Think in terms of Co-ordinate Geometry, we only need to determine if a given rectangle (car in our case) overlaps with another rectangle. This is called bounding box collision detection.

				
					function checkCollision() {
  for (let i = 0; i < otherCars.length; i++) {
    const car = otherCars[i];
    if (
      car.x < carX + carWidth &&
      car.x + otherCarWidth > carX &&
      car.y < carY + carHeight &&
      car.y + otherCarHeight > carY
    ) {
      // Game over condition if collision happens
      alert("Game Over! Final Score: " + score);
      resetGame();
    }
  }
}

Explanation of Collision Detection Logic: The following condition checks if the player’s car and the other car are overlapping (i.e., colliding).
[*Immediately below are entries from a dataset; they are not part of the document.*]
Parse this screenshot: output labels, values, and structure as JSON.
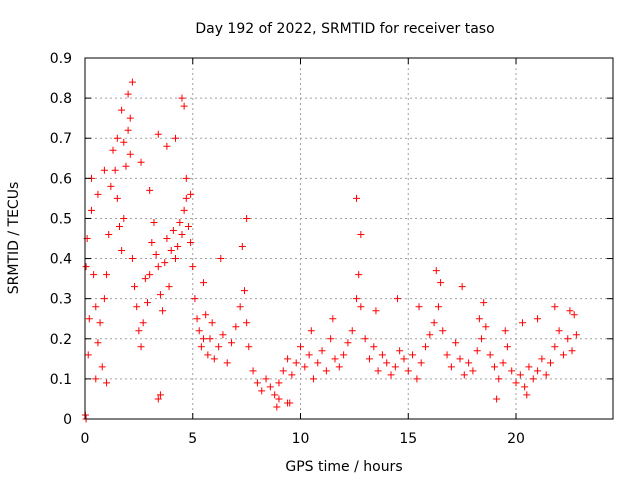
{
  "chart_data": {
    "type": "scatter",
    "title": "Day 192 of 2022, SRMTID for receiver taso",
    "xlabel": "GPS time / hours",
    "ylabel": "SRMTID / TECUs",
    "xlim": [
      0,
      24.5
    ],
    "ylim": [
      0,
      0.9
    ],
    "xticks": [
      0,
      5,
      10,
      15,
      20
    ],
    "xtick_labels": [
      "0",
      "5",
      "10",
      "15",
      "20"
    ],
    "yticks": [
      0,
      0.1,
      0.2,
      0.3,
      0.4,
      0.5,
      0.6,
      0.7,
      0.8,
      0.9
    ],
    "ytick_labels": [
      "0",
      "0.1",
      "0.2",
      "0.3",
      "0.4",
      "0.5",
      "0.6",
      "0.7",
      "0.8",
      "0.9"
    ],
    "grid": true,
    "marker": "+",
    "series": [
      {
        "name": "SRMTID",
        "color": "#ff0000",
        "x": [
          0.05,
          0.1,
          0.2,
          0.3,
          0.4,
          0.5,
          0.6,
          0.7,
          0.8,
          0.9,
          1.0,
          1.1,
          1.2,
          1.3,
          1.4,
          1.5,
          1.6,
          1.7,
          1.8,
          1.9,
          2.0,
          2.1,
          2.2,
          2.3,
          2.4,
          2.5,
          2.6,
          2.7,
          2.8,
          2.9,
          3.0,
          3.1,
          3.2,
          3.3,
          3.4,
          3.5,
          3.6,
          3.7,
          3.8,
          3.9,
          4.0,
          4.1,
          4.2,
          4.3,
          4.4,
          4.5,
          4.6,
          4.7,
          4.8,
          4.9,
          5.0,
          5.1,
          5.2,
          5.3,
          5.4,
          5.5,
          5.6,
          5.7,
          5.8,
          5.9,
          6.0,
          6.2,
          6.4,
          6.6,
          6.8,
          7.0,
          7.2,
          7.4,
          7.5,
          7.6,
          7.8,
          8.0,
          8.2,
          8.4,
          8.6,
          8.8,
          9.0,
          9.2,
          9.4,
          9.6,
          9.8,
          10.0,
          10.2,
          10.4,
          10.6,
          10.8,
          11.0,
          11.2,
          11.4,
          11.6,
          11.8,
          12.0,
          12.2,
          12.4,
          12.6,
          12.7,
          12.8,
          13.0,
          13.2,
          13.4,
          13.6,
          13.8,
          14.0,
          14.2,
          14.4,
          14.6,
          14.8,
          15.0,
          15.2,
          15.4,
          15.6,
          15.8,
          16.0,
          16.2,
          16.4,
          16.6,
          16.8,
          17.0,
          17.2,
          17.4,
          17.6,
          17.8,
          18.0,
          18.2,
          18.4,
          18.6,
          18.8,
          19.0,
          19.2,
          19.4,
          19.6,
          19.8,
          20.0,
          20.2,
          20.4,
          20.6,
          20.8,
          21.0,
          21.2,
          21.4,
          21.6,
          21.8,
          22.0,
          22.2,
          22.4,
          22.6,
          22.8,
          0.3,
          0.6,
          0.9,
          1.5,
          1.8,
          2.0,
          2.2,
          2.6,
          3.0,
          3.4,
          3.8,
          4.2,
          4.5,
          4.7,
          4.9,
          1.7,
          2.1,
          4.6,
          0.15,
          0.5,
          1.0,
          3.5,
          5.5,
          6.3,
          7.3,
          7.5,
          9.0,
          9.4,
          10.5,
          11.5,
          12.6,
          12.8,
          13.5,
          14.5,
          15.5,
          16.3,
          16.5,
          17.5,
          18.3,
          18.5,
          19.5,
          20.3,
          21.0,
          21.8,
          22.5,
          22.7,
          0.02,
          0.05,
          3.4,
          8.9,
          9.5,
          19.1,
          20.5
        ],
        "y": [
          0.38,
          0.45,
          0.25,
          0.52,
          0.36,
          0.28,
          0.19,
          0.24,
          0.13,
          0.3,
          0.36,
          0.46,
          0.58,
          0.67,
          0.62,
          0.55,
          0.48,
          0.42,
          0.5,
          0.63,
          0.72,
          0.66,
          0.4,
          0.33,
          0.28,
          0.22,
          0.18,
          0.24,
          0.35,
          0.29,
          0.36,
          0.44,
          0.49,
          0.41,
          0.38,
          0.31,
          0.27,
          0.39,
          0.45,
          0.33,
          0.42,
          0.47,
          0.4,
          0.43,
          0.49,
          0.46,
          0.52,
          0.55,
          0.48,
          0.44,
          0.38,
          0.3,
          0.25,
          0.22,
          0.18,
          0.2,
          0.26,
          0.16,
          0.2,
          0.24,
          0.15,
          0.18,
          0.21,
          0.14,
          0.19,
          0.23,
          0.28,
          0.32,
          0.24,
          0.18,
          0.12,
          0.09,
          0.07,
          0.1,
          0.08,
          0.06,
          0.09,
          0.12,
          0.15,
          0.11,
          0.14,
          0.18,
          0.13,
          0.16,
          0.1,
          0.14,
          0.17,
          0.12,
          0.2,
          0.15,
          0.13,
          0.16,
          0.19,
          0.22,
          0.3,
          0.36,
          0.28,
          0.2,
          0.15,
          0.18,
          0.12,
          0.16,
          0.14,
          0.11,
          0.13,
          0.17,
          0.15,
          0.12,
          0.16,
          0.1,
          0.14,
          0.18,
          0.21,
          0.24,
          0.28,
          0.22,
          0.16,
          0.13,
          0.19,
          0.15,
          0.11,
          0.14,
          0.12,
          0.17,
          0.2,
          0.23,
          0.16,
          0.13,
          0.1,
          0.14,
          0.18,
          0.12,
          0.09,
          0.11,
          0.08,
          0.13,
          0.1,
          0.12,
          0.15,
          0.11,
          0.14,
          0.18,
          0.22,
          0.16,
          0.2,
          0.17,
          0.21,
          0.6,
          0.56,
          0.62,
          0.7,
          0.69,
          0.81,
          0.84,
          0.64,
          0.57,
          0.71,
          0.68,
          0.7,
          0.8,
          0.6,
          0.56,
          0.77,
          0.75,
          0.78,
          0.16,
          0.1,
          0.09,
          0.06,
          0.34,
          0.4,
          0.43,
          0.5,
          0.05,
          0.04,
          0.22,
          0.25,
          0.55,
          0.46,
          0.27,
          0.3,
          0.28,
          0.37,
          0.34,
          0.33,
          0.25,
          0.29,
          0.22,
          0.24,
          0.25,
          0.28,
          0.27,
          0.26,
          0.01,
          0.0,
          0.05,
          0.03,
          0.04,
          0.05,
          0.06
        ]
      }
    ]
  }
}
car.x < carX + carWidth: This checks if the left edge of the other car is to the left of the right edge of the player’s car.
car.x + otherCarWidth > carX: This checks if the right edge of the other car is to the right of the left edge of the player’s car.
car.y < carY + carHeight: This checks if the top edge of the other car is above the bottom edge of the player’s car.
car.y + otherCarHeight > carY: This checks if the bottom edge of the other car is below the top edge of the player’s car.

If all these conditions are true, it means the two cars are overlapping, which means a collision has occurred.
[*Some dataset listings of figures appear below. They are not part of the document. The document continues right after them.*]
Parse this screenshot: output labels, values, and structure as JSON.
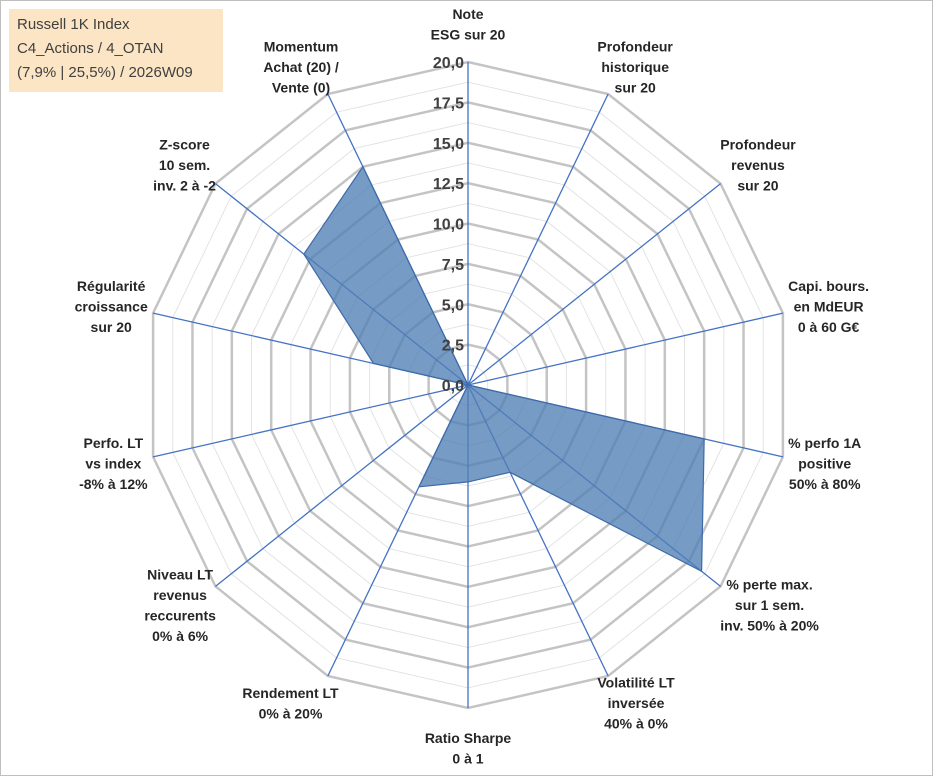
{
  "legend": {
    "line1": "Russell 1K Index",
    "line2": "C4_Actions / 4_OTAN",
    "line3": "(7,9% | 25,5%) / 2026W09"
  },
  "chart_data": {
    "type": "radar",
    "title": "",
    "rmin": 0,
    "rmax": 20,
    "ticks": [
      "0,0",
      "2,5",
      "5,0",
      "7,5",
      "10,0",
      "12,5",
      "15,0",
      "17,5",
      "20,0"
    ],
    "tick_values": [
      0,
      2.5,
      5,
      7.5,
      10,
      12.5,
      15,
      17.5,
      20
    ],
    "axes": [
      {
        "label": [
          "Note",
          "ESG sur 20"
        ],
        "value": 0
      },
      {
        "label": [
          "Profondeur",
          "historique",
          "sur 20"
        ],
        "value": 0
      },
      {
        "label": [
          "Profondeur",
          "revenus",
          "sur 20"
        ],
        "value": 0
      },
      {
        "label": [
          "Capi. bours.",
          "en MdEUR",
          "0 à 60 G€"
        ],
        "value": 0
      },
      {
        "label": [
          "% perfo 1A",
          "positive",
          "50% à 80%"
        ],
        "value": 15
      },
      {
        "label": [
          "% perte max.",
          "sur 1 sem.",
          "inv. 50% à 20%"
        ],
        "value": 18.5
      },
      {
        "label": [
          "Volatilité LT",
          "inversée",
          "40% à 0%"
        ],
        "value": 6
      },
      {
        "label": [
          "Ratio Sharpe",
          "0 à 1"
        ],
        "value": 6
      },
      {
        "label": [
          "Rendement LT",
          "0% à 20%"
        ],
        "value": 7
      },
      {
        "label": [
          "Niveau LT",
          "revenus",
          "reccurents",
          "0% à 6%"
        ],
        "value": 0
      },
      {
        "label": [
          "Perfo. LT",
          "vs index",
          "-8% à 12%"
        ],
        "value": 0
      },
      {
        "label": [
          "Régularité",
          "croissance",
          "sur 20"
        ],
        "value": 6
      },
      {
        "label": [
          "Z-score",
          "10 sem.",
          "inv. 2 à -2"
        ],
        "value": 13
      },
      {
        "label": [
          "Momentum",
          "Achat (20) /",
          "Vente (0)"
        ],
        "value": 15
      }
    ],
    "series": [
      {
        "name": "Russell 1K Index",
        "color": "#4f7fb5"
      }
    ]
  }
}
If any collision is detected, we will display an alert message showing the message “Game Over!” and the player’s final score.

We also need to reset the game by resetting variables, positions, and possibly reloading the game state to restart. Lets create an empty function resetGame(). We will implement it in the last step.

				
					function resetGame() {
}

Step 12: Updating Score

We have already implemented a basic scoring strategy for the game. Only that the score is not updating in the screen. Let us create a function updateScore that will bind the current score in the html template.

				
					function updateScore() {
  document.getElementById("score").innerText = "Score: " + score;
}

Call this function from within the gameLoop function.

Step 13: Implementing Game Reset

Everything is almost done. We want the resetGame function to reset the score, position of the player car and empty the other cars. This will initialize the game for a new play.

				
					function resetGame() {
  carX = canvas.width / 2 - carWidth / 2;
  carY = canvas.height - carHeight - 10;
  otherCars.length = 0;
  score = 0;
}

Let us review your gameLoop function. Make sure that all the continously running game activities are called from within this loop.

				
					function gameLoop() {
  ctx.clearRect(0, 0, canvas.width, canvas.height);
  
  drawRoad();
  drawCar();
  drawOtherCars();
  
  moveCar();
  generateOtherCars();
  moveOtherCars();
  checkCollision();
  updateScore();

  requestAnimationFrame(gameLoop); // Continue the game loop
}

That’s great! You have a working 2D Car Race Game written in JavaScript now. Feel free to enhnace the game and add it to your Portfolio.